Beheer productiemodel instellen

Een productiemodel bevat de informatie nodig is om producten te maken in RPT.

  1. Geef het artikel op

    Selecteer in de sessie Artikel - productie (tiipd0101m000) het artikel waarvoor het productiemodel wordt gegenereerd.

  2. Geef de werkcel op

    Selecteer in de sessie Werkcellen (tirpt0140m000) de werkcel die verantwoordelijk is voor het maken van het product.

  3. Geef de nummergroep op

    Selecteer in de sessie Eerste vrije nummers (tcmcs0150m000) de nummergroep die het productiemodel gebruikt.

  4. Selecteer de soort productiemodel

    Enkelvoudig product

    • Soort productiemodel waarmee één eindproduct is gemaakt.
    • Meerdere producten

      Soort productiemodel waarmee twee verschillende eindproducten kunnen worden gemaakt in verschillende hoeveelheden.
  5. Geef de ingangs- en vervaldatums op

    Geef de periode op waarin het productiemodel actief is.

  6. Geef Voor planning gebruiken/Voor nacalculeren gebruiken op

    Er kunnen diverse productiemodellen tegelijk in gebruik zijn, maar slechts één kan er worden gebruikt voor planningsdoeleinden en kostencalculaties. De selectievakjes Voor planning gebruiken en Voor nacalculeren gebruiken worden gebruikt om het productiemodel voor deze doeleinden te selecteren.

    NB: Deze selectievakjes kunnen slechts voor één productiemodel tegelijk worden ingeschakeld.

  7. Geef gedetailleerde rapportage op

    Als tijdens het productieproces uitgebreide rapportage is vereist, kunt u het selectievakje Rapport werkstations inschakelen.
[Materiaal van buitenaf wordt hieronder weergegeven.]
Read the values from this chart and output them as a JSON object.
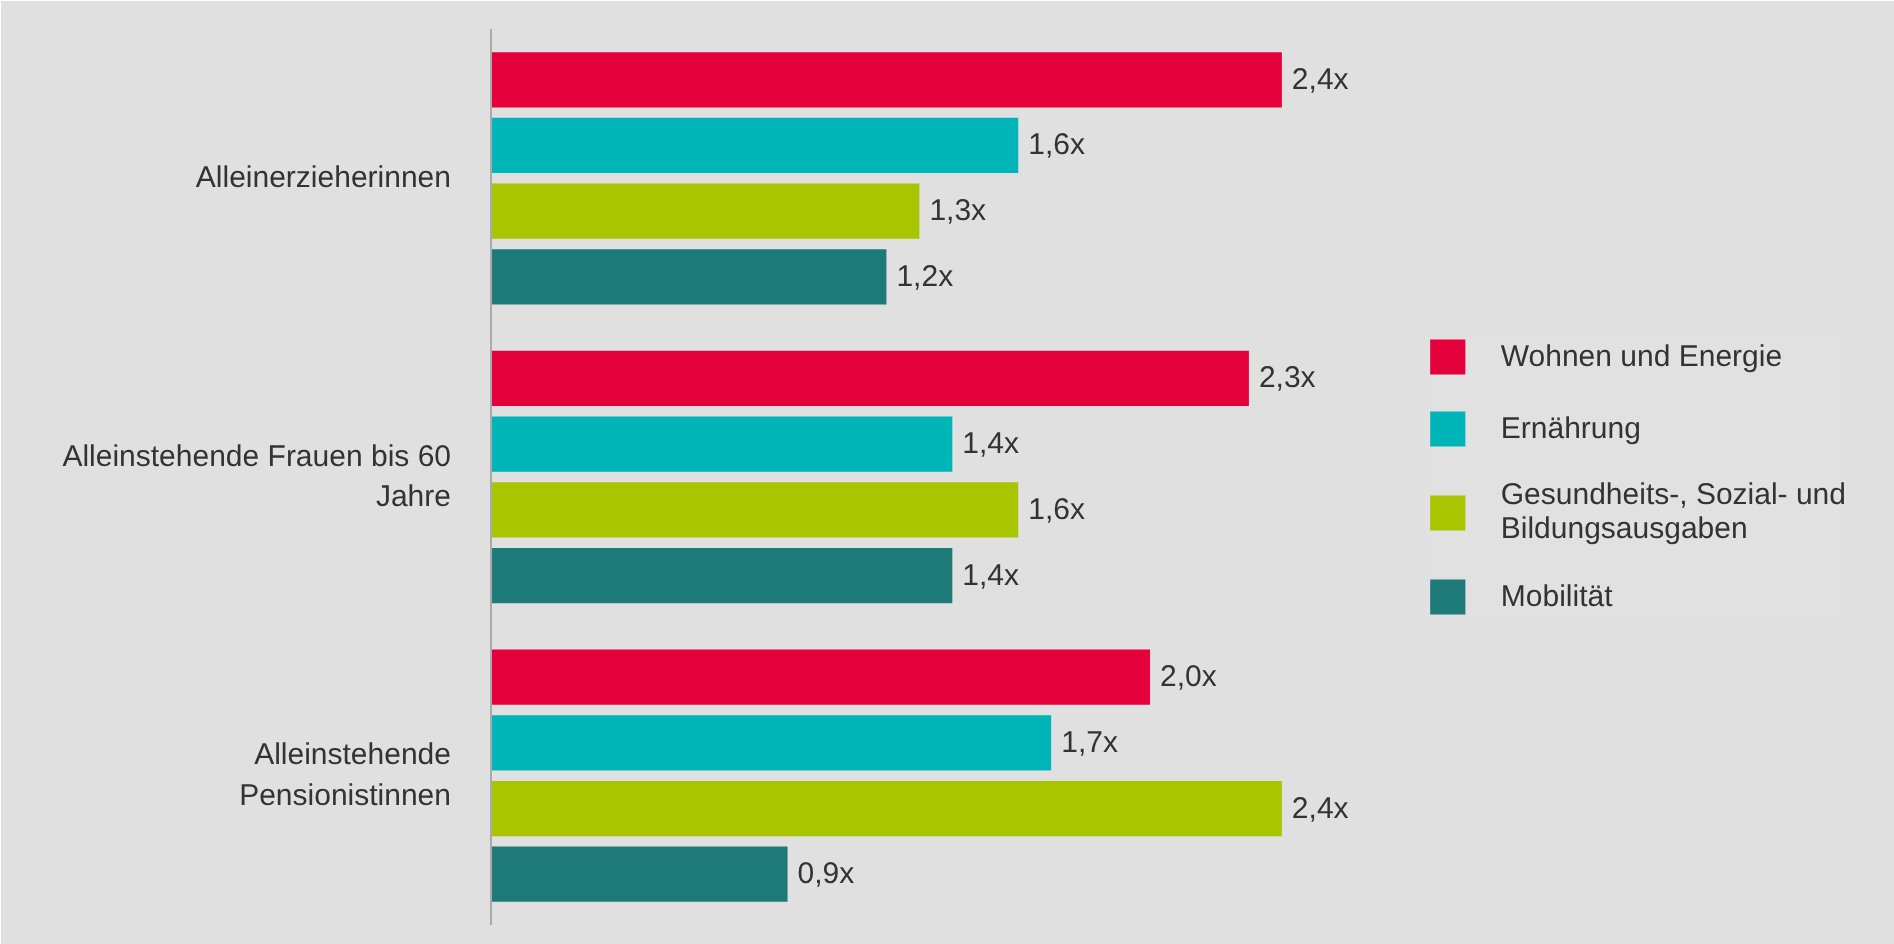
{
  "chart_data": {
    "type": "bar",
    "orientation": "horizontal",
    "categories": [
      "Alleinerzieherinnen",
      "Alleinstehende Frauen bis 60 Jahre",
      "Alleinstehende Pensionistinnen"
    ],
    "series": [
      {
        "name": "Wohnen und Energie",
        "color": "#e4003a",
        "values": [
          2.4,
          2.3,
          2.0
        ],
        "value_labels": [
          "2,4x",
          "2,3x",
          "2,0x"
        ]
      },
      {
        "name": "Ernährung",
        "color": "#00b5b8",
        "values": [
          1.6,
          1.4,
          1.7
        ],
        "value_labels": [
          "1,6x",
          "1,4x",
          "1,7x"
        ]
      },
      {
        "name": "Gesundheits-, Sozial- und Bildungsausgaben",
        "color": "#a9c400",
        "values": [
          1.3,
          1.6,
          2.4
        ],
        "value_labels": [
          "1,3x",
          "1,6x",
          "2,4x"
        ]
      },
      {
        "name": "Mobilität",
        "color": "#1e7a78",
        "values": [
          1.2,
          1.4,
          0.9
        ],
        "value_labels": [
          "1,2x",
          "1,4x",
          "0,9x"
        ]
      }
    ],
    "legend": "right"
  }
}
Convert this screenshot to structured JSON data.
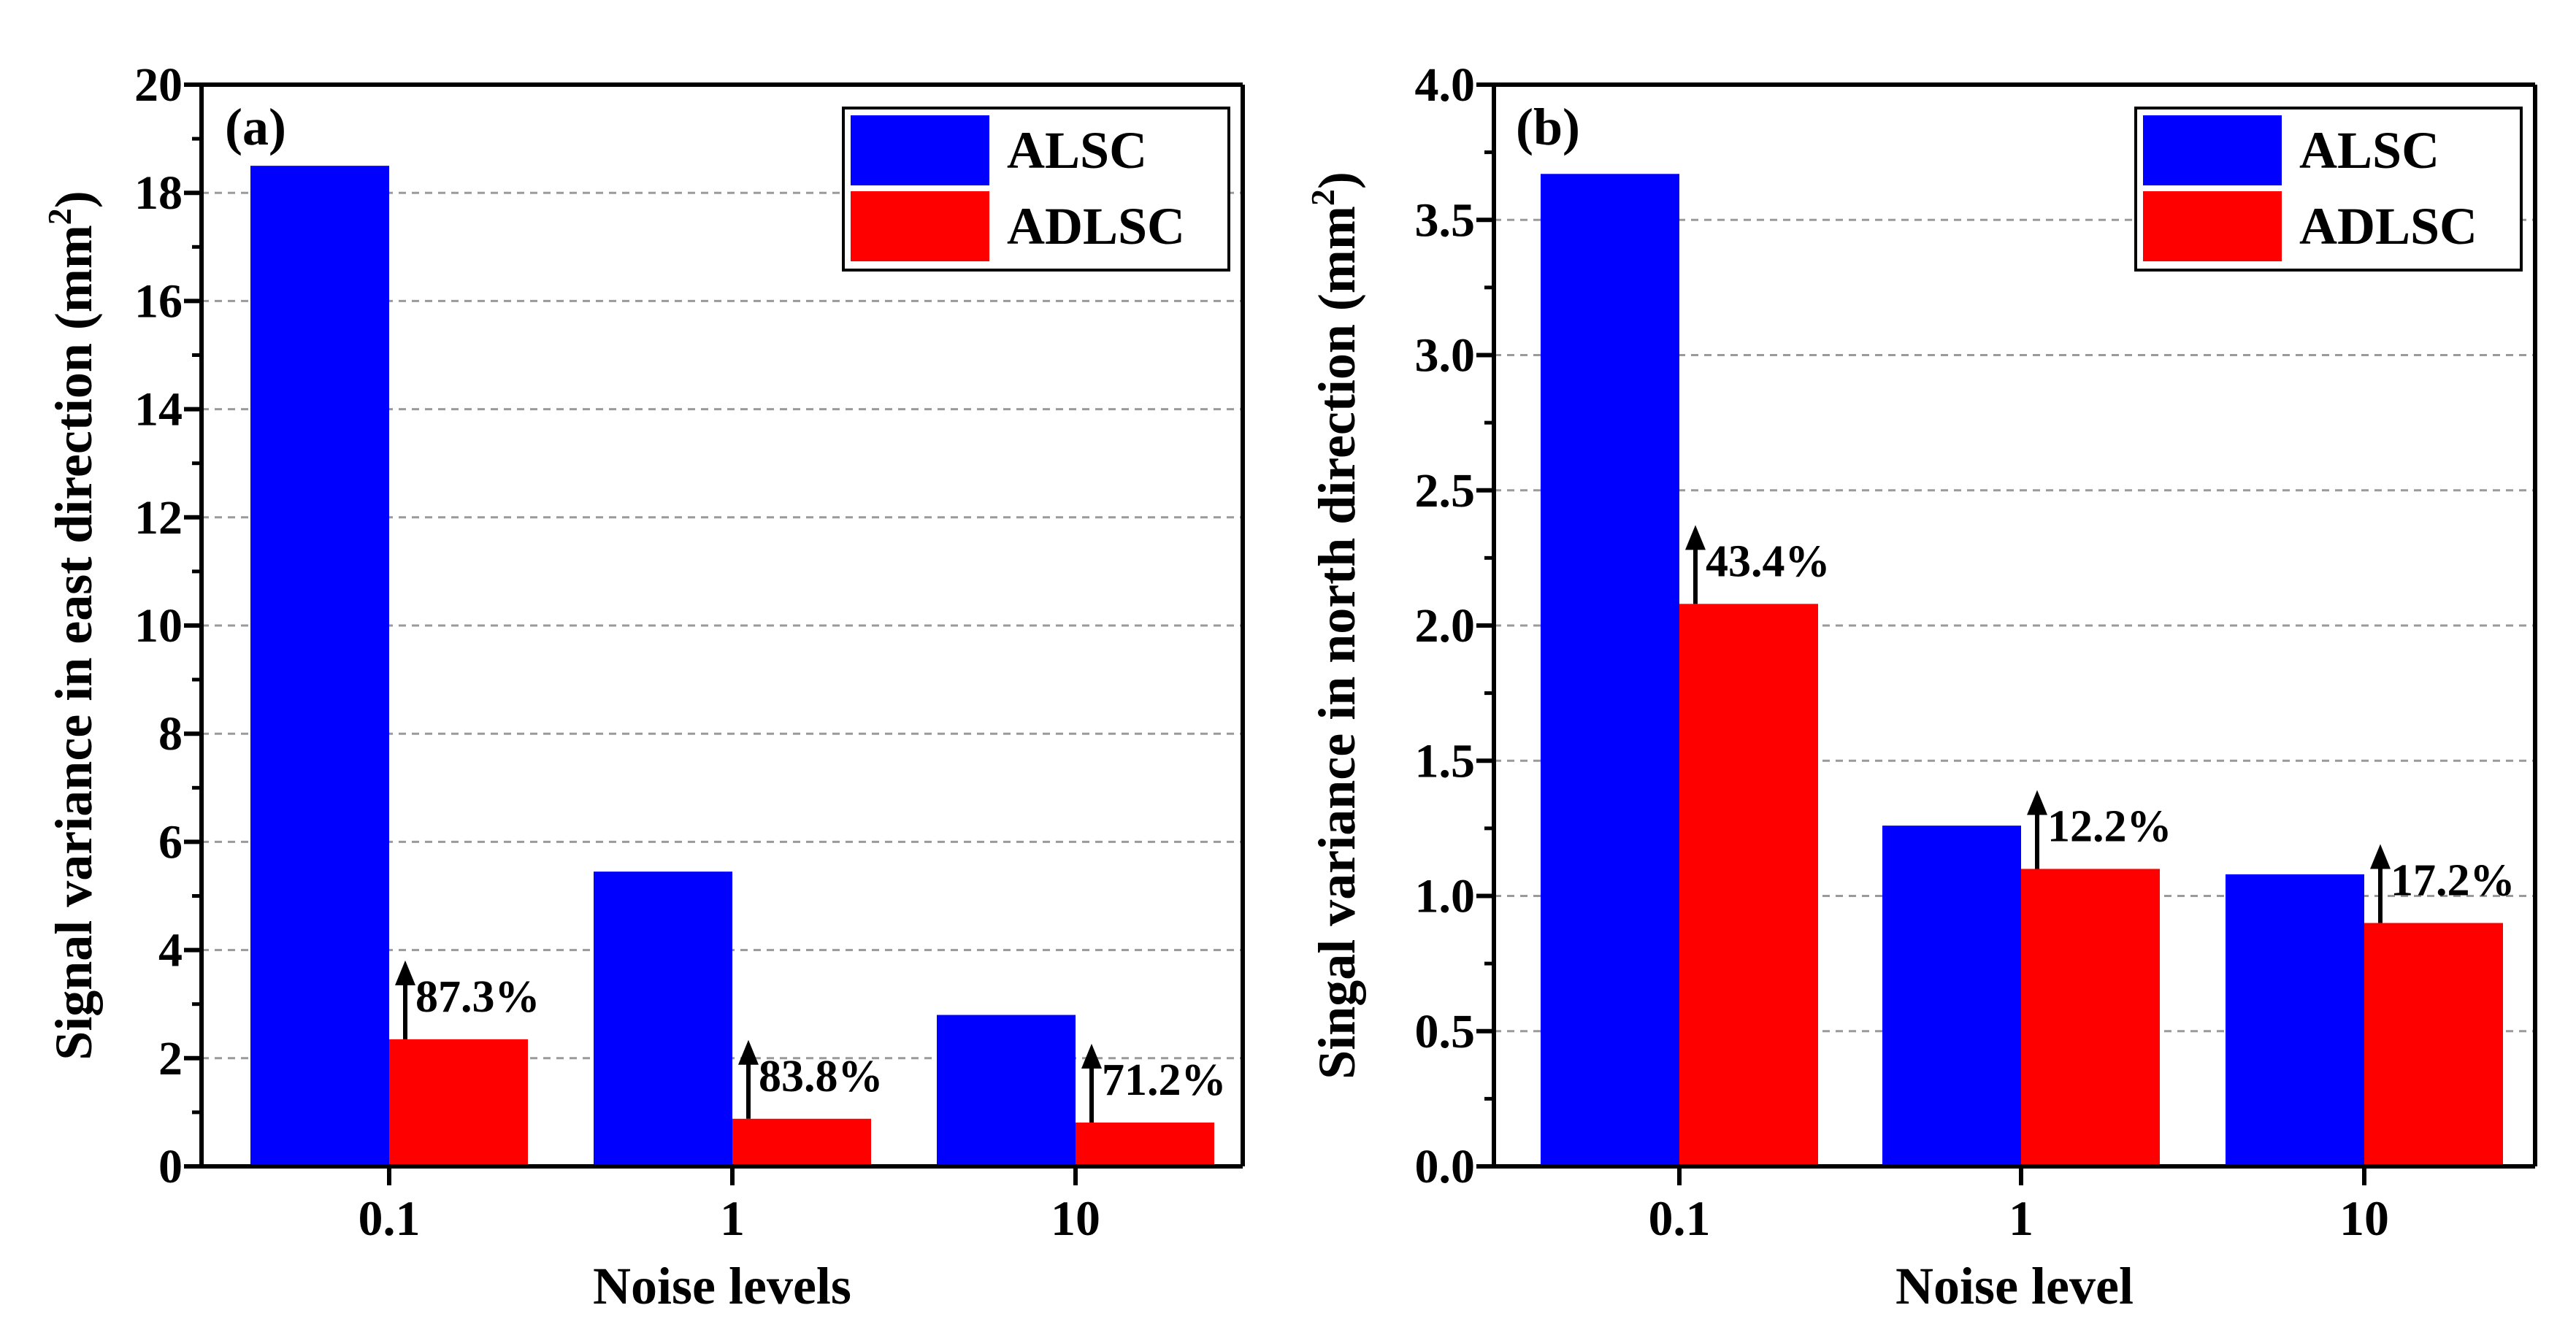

    NB: Deze optie is alleen beschikbaar als het selectievakje Rapport werkstations in de sessie Parameters Repetitive Manufacturing (tirpt0100m000) is ingeschakeld.

  8. Definieer productieproces

    Definieer het productieproces voor het model in de sessie Productieproces (tirpt2110m000).

  9. Definieer materialenlijst

    Definieer de lijst met materialen die nodig zijn om het product te maken in de sessie Materialen (tirpt2120m000).